Rox was leaning against the table as this older female elf approached.

“Good day, young lady.”

Rox inclined her head at the taller elf. “Good day, Ma’am. Are you to help here?”

“Yes and no,” the Tailor responded. She put her list of numbers down, and then looked at Rox’s trousers. She picked them up and examined the seams, and the fabric.

“What happened?” She had the trousers inside out, looking at the repaired and ripped out seam.

“Jumping high kick split the seam the first time; a dodge the second time; a kick the third time. By then, as you can see, there was not enough good fabric to repair the seam. If it was constructed the way my clothes at home are, with a piece of fabric here in the form of a bellows, it would not have ripped.

Rox described what she meant using a scrap of fabric, as the Tailor watched intently. As Rox finished, she noticed that a tall, skinny older male elf had shown up and was respectfully watching.
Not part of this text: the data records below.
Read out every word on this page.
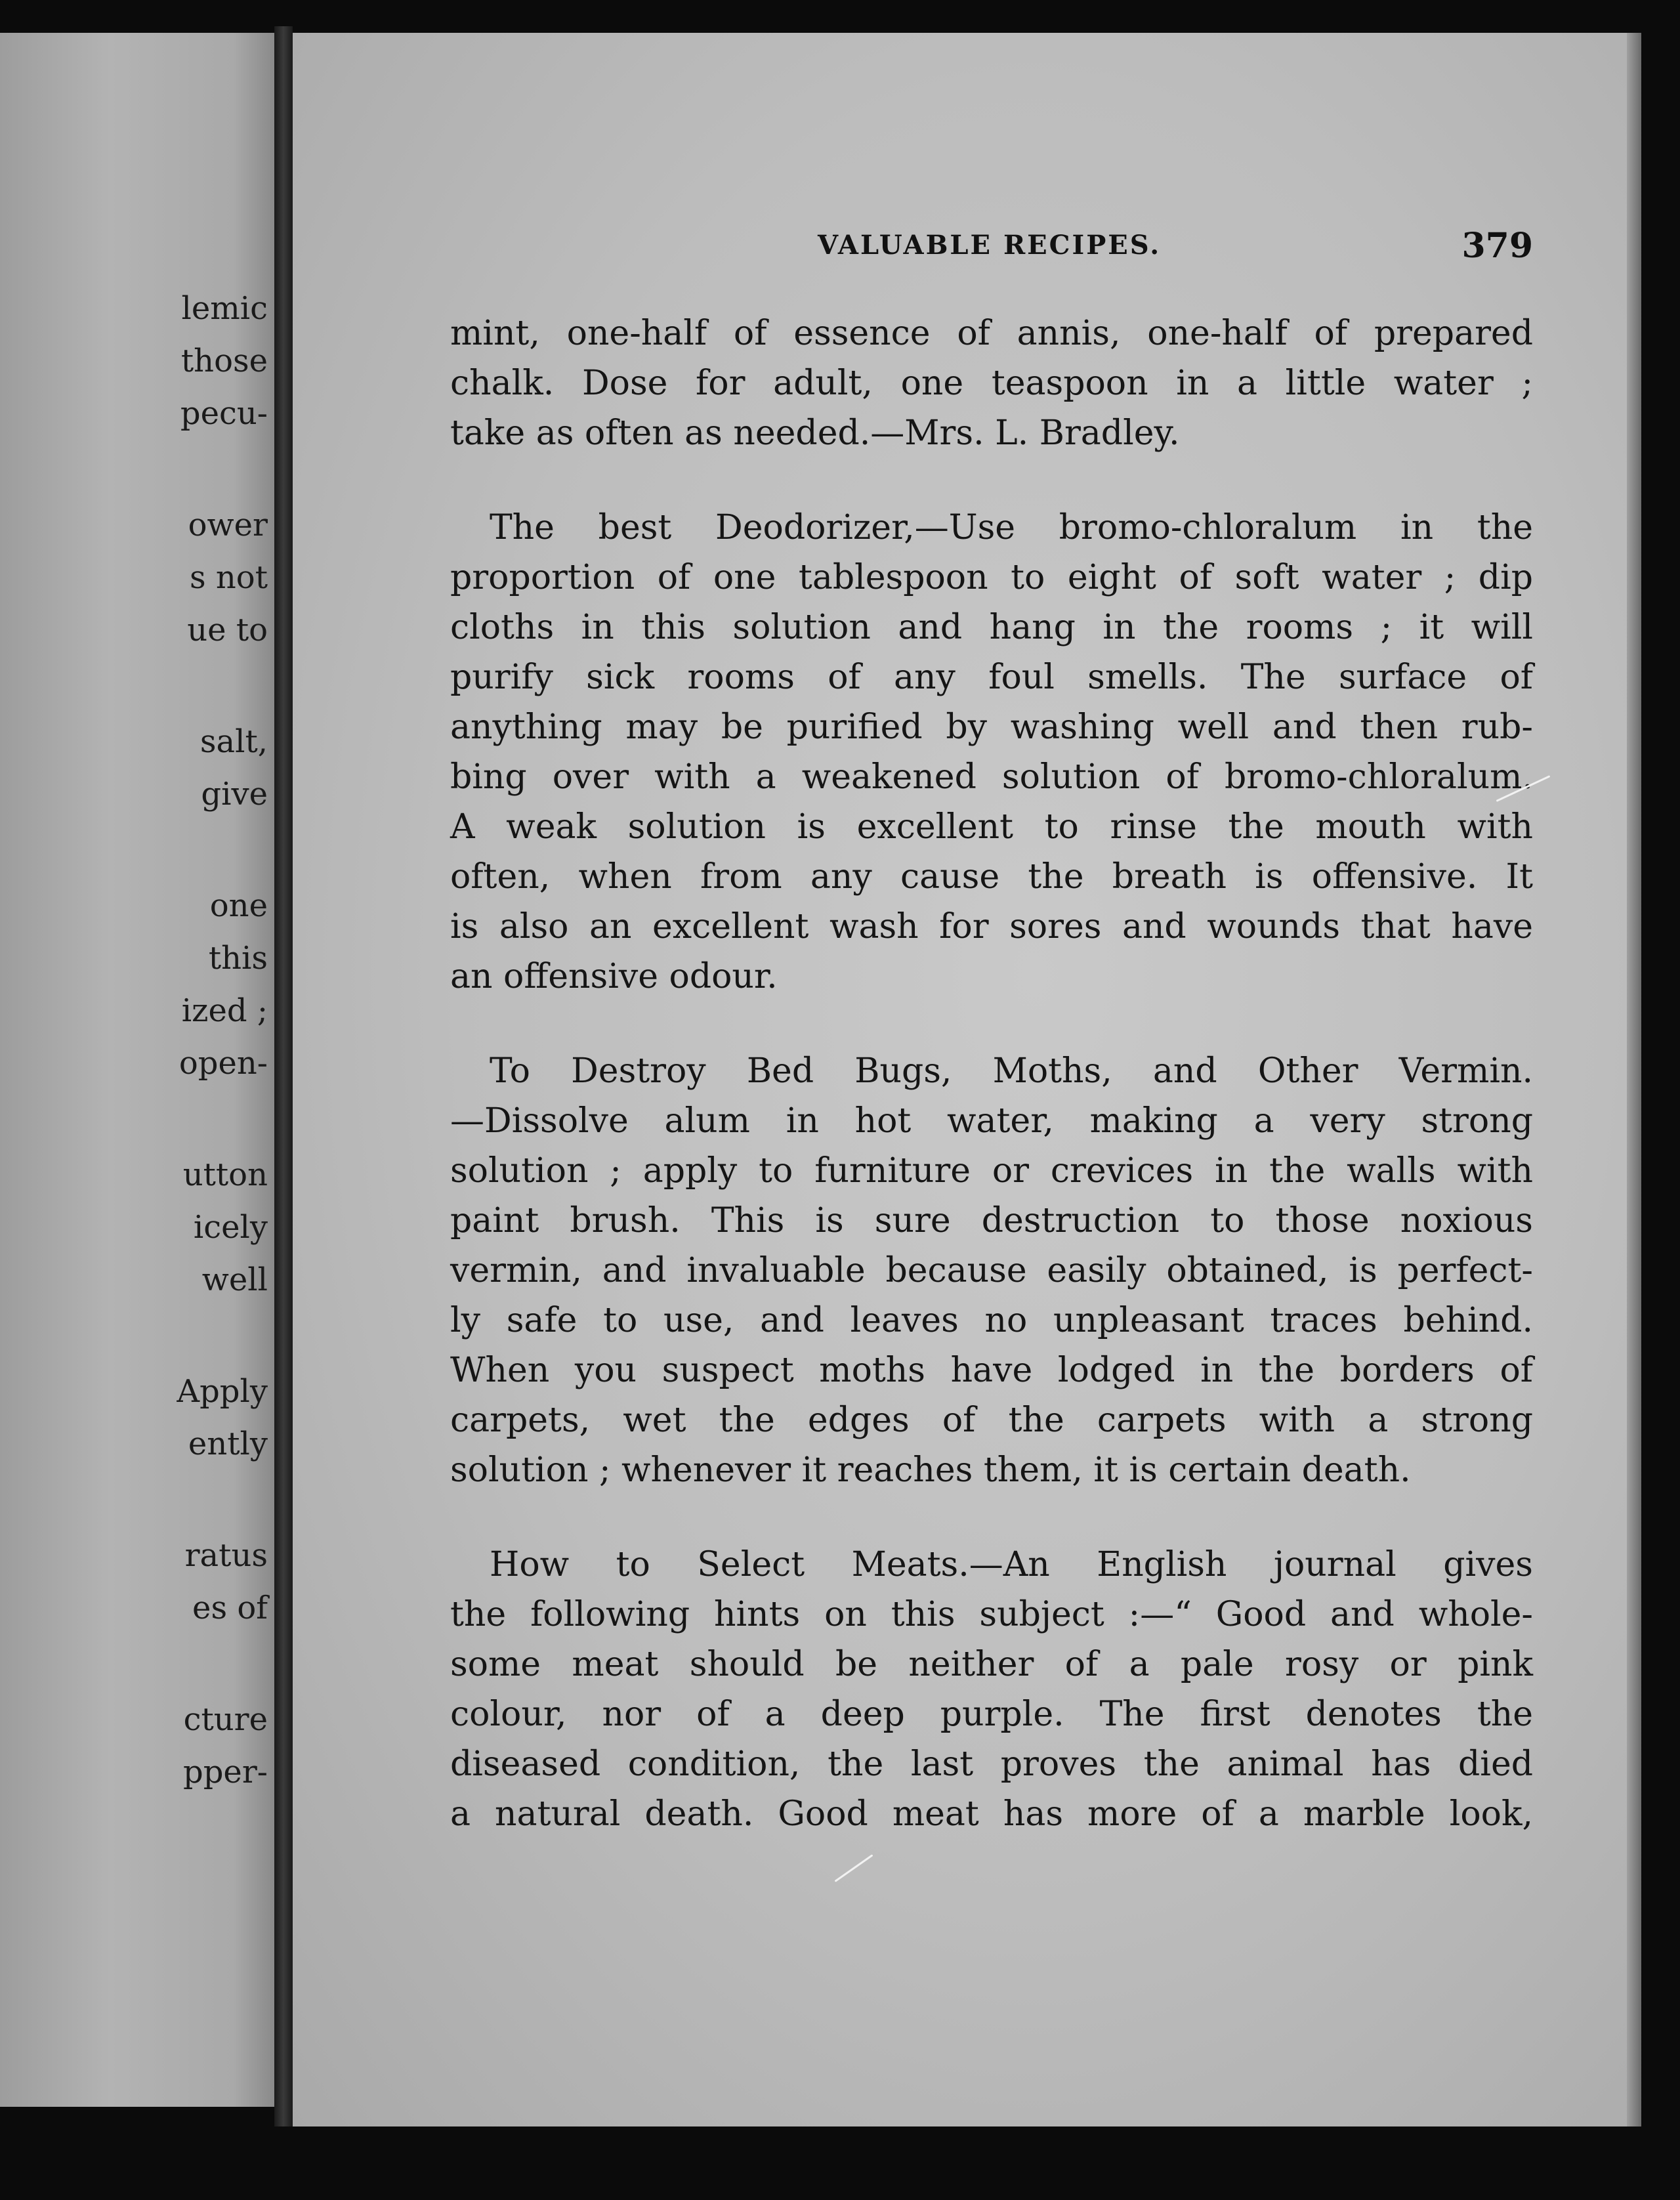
lemic
those
pecu-
ower
s not
ue to
salt,
give
one
this
ized ;
open-
utton
icely
well
Apply
ently
ratus
es of
cture
pper-
VALUABLE RECIPES.	379
mint, one-half of essence of annis, one-half of prepared
chalk. Dose for adult, one teaspoon in a little water ;
take as often as needed.—Mrs. L. Bradley.
The best Deodorizer,—Use bromo-chloralum in the
proportion of one tablespoon to eight of soft water ; dip
cloths in this solution and hang in the rooms ; it will
purify sick rooms of any foul smells. The surface of
anything may be purified by washing well and then rub-
bing over with a weakened solution of bromo-chloralum.
A weak solution is excellent to rinse the mouth with
often, when from any cause the breath is offensive. It
is also an excellent wash for sores and wounds that have
an offensive odour.
To Destroy Bed Bugs, Moths, and Other Vermin.
—Dissolve alum in hot water, making a very strong
solution ; apply to furniture or crevices in the walls with
paint brush. This is sure destruction to those noxious
vermin, and invaluable because easily obtained, is perfect-
ly safe to use, and leaves no unpleasant traces behind.
When you suspect moths have lodged in the borders of
carpets, wet the edges of the carpets with a strong
solution ; whenever it reaches them, it is certain death.
How to Select Meats.—An English journal gives
the following hints on this subject :—“ Good and whole-
some meat should be neither of a pale rosy or pink
colour, nor of a deep purple. The first denotes the
diseased condition, the last proves the animal has died
a natural death. Good meat has more of a marble look,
The tailor turned to the older elf. “Master Eklund.”

“Master Senisith.”

“This delightful young woman was just explaining how these trousers were not constructed correctly, and how they could be.”

“So I observed as I approached.” He turned from the tailor to Rox. “You have a letter of introduction?”

Roxanne produced the letter that she had earlier presented to Master Iver. Master Eklund did not even give it a first look. He took it and set it aside.

“So much for formalities. Now, tell me young lady, what can we really do for you?”